Director John Curran and writers Taylor Allen and Andrew Logan said their goal was to make a movie based solely on the facts and one that doesn’t promote conspiracy theories. Perhaps they accomplished that – I’ll let historians debate the details – but I do know they weaved an engrossing story that left me outraged at Kennedy while also feeling empathy for him. The movie shows Kennedy and his father’s legal team working to cover up the facts. It also shows Kennedy working futilely to live up to his father’s enormous expectations as the latter tells him: You won’t ever be great.
Here are the details:
Warning: minor/moderate spoilers!
Minimal. We see Kennedy drive off the bridge, and then divers trying to get the body. We also see officials examine Kopechne’s clothed body. In flashbacks and re-creations, we see Kopechne fight to get out of the car.
Minimal. We see two women in one-piece swimsuits on a beach. Men strip down to their underwear to try to save Kopechne.
Moderate. At least 28 coarse words: h-ll 7, s—t 5, OMG 3, d—n 3, a—2, misuse of “Christ” 2, misuse of “Jesus” 2, f-word 2, SOB 2.

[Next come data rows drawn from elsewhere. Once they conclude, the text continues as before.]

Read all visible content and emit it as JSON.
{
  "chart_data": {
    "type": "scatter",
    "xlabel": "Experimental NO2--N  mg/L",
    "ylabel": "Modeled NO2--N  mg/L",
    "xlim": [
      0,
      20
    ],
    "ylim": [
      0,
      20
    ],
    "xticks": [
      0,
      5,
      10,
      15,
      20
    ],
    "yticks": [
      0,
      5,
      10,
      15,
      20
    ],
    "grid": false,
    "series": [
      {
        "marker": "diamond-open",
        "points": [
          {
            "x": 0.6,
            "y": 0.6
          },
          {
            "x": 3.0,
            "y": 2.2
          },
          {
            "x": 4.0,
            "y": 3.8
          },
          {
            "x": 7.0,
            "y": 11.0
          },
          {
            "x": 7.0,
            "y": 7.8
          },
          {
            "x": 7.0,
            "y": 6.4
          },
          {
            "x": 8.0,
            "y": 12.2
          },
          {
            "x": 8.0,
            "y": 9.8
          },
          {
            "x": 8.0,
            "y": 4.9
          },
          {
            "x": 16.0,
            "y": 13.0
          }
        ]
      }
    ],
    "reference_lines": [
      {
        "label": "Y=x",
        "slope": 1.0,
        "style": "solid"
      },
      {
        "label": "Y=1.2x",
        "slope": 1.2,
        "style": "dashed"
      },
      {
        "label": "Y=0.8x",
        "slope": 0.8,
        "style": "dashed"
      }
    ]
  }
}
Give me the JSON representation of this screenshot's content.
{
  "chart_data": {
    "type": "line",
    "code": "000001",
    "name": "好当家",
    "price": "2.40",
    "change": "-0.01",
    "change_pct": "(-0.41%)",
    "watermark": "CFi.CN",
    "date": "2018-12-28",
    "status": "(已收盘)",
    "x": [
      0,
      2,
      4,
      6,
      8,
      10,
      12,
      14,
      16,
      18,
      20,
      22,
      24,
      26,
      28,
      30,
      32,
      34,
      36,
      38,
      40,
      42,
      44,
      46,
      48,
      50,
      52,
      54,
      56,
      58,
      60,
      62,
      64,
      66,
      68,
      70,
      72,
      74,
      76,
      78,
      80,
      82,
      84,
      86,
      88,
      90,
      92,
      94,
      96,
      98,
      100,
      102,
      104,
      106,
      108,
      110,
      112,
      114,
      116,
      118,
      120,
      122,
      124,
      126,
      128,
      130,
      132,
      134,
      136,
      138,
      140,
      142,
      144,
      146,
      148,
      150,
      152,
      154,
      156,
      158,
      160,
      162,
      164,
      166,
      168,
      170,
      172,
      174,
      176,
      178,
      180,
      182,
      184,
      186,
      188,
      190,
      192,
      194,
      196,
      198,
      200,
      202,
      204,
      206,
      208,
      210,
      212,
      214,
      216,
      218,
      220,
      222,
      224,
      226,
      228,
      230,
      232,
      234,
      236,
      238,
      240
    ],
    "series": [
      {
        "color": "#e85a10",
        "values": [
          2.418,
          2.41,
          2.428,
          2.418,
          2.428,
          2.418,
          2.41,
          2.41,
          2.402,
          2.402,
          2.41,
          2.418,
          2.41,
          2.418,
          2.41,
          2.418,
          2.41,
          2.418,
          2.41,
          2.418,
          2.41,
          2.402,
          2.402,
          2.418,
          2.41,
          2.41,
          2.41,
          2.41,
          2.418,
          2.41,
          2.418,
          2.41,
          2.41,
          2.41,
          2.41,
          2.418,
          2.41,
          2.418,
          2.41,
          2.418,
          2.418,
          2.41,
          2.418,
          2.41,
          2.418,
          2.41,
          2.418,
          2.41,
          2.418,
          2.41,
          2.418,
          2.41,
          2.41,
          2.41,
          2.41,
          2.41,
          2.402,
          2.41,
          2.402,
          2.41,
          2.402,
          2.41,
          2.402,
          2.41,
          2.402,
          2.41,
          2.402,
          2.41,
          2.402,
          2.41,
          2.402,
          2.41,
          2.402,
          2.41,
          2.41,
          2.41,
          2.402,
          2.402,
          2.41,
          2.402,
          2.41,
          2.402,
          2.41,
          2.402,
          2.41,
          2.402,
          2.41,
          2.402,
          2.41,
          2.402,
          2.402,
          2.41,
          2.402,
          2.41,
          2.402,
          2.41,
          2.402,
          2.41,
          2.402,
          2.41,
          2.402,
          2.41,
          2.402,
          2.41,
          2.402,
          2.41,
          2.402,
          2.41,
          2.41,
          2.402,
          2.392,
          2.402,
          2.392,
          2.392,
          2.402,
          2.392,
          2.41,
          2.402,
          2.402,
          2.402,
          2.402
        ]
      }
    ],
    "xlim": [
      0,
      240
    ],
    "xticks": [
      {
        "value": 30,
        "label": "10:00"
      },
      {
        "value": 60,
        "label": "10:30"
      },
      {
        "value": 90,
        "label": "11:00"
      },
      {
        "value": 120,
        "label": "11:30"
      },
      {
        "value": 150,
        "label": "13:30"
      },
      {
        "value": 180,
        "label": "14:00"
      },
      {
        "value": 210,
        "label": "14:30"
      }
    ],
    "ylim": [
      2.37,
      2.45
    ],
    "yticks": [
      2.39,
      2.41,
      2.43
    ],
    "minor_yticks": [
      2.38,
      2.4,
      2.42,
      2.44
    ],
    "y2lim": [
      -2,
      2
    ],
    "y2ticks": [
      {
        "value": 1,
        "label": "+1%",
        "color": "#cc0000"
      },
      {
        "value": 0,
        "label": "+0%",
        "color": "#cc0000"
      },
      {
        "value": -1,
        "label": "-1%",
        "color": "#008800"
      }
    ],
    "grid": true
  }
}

Other Stuff You Might Want To Know
I’m a stickler for historical accuracy. This means during any history-based film, I’m asking: Did that really happen? I asked that a lot during Chappaquiddick – which isn’t surprising with a story surrounded by conspiracy theories. Questioning the narrative in such a film isn’t a bad thing. It can drive us back to the history books, forcing us to search for the facts.
Kennedy is a complicated character in Chappaquiddick. At first, he tries to cover up what happened. Then he changes his mind, telling his dad he’s going to do the right thing. Then he changes it back. And then he changes it again. Finally, he changes it again. It’s a modern-day parable with a tragic ending, and it includes life lessons on telling the truth, covering up the facts and deceiving others. What would each of us have done? After all, isn’t denial often our first reaction when caught in sin?
For parents, there’s also a lesson to be learned about placing expectations on children. Kennedy’s ill father is cruel to him throughout the film. It’s difficult to watch.
Finally, let’s not overlook the compromising situation in which Kennedy put himself. He was a married man with children, partying and then in the car with a single woman.
Scripture warns us: “You may be sure that your sin will find you out” (Num. 32:23). If we’re honest, most of us can list an example from our own lives where that happened. Thankfully, though, our personal-and-embarrassing moments aren’t portrayed on the big screen as they are in Chappaquiddick.
Additionally, even the sins we think we have escaped in this world are known by an omniscient, omnipresent God: “Nothing in all creation is hidden from God’s sight. Everything is uncovered and laid bare before the eyes of Him to whom we must give account” (Heb. 4:13). One day, all of us will answer for our sinful deeds.
What I Liked
Clarke is great as Kennedy, masterfully copying the mannerisms, the accent and the quirks. The screenplay, too, is well-written. It’s not easy making a movie when everyone knows how it will end. But in Chappaquiddick, I never lost interest. It is well-produced. Also, hats off to the filmmakers for staying away from a possible Kennedy-Kopechne love story. We don’t even see them kiss. Kennedy’s reaction to his father’s harmful words is enjoyable, too.
What I Didn’t Like
The strong language.
- In America, are you more likely to get away with a crime if you are wealthy?
- Should Kennedy’s legacy have been tarred because of Chappaquiddick? If he had told the truth, would it/should it have made a difference?
- Do our sins always find us out (Num. 32:23)?
- Did the expectations that his father placed on him change your attitude about Kennedy?
Chappaquiddick is rated PG-13 for thematic material, disturbing images, some strong language, and historical smoking.
Entertainment rating: 3.5 out of 5 stars. Family-friendly rating: 3 out of 5 stars.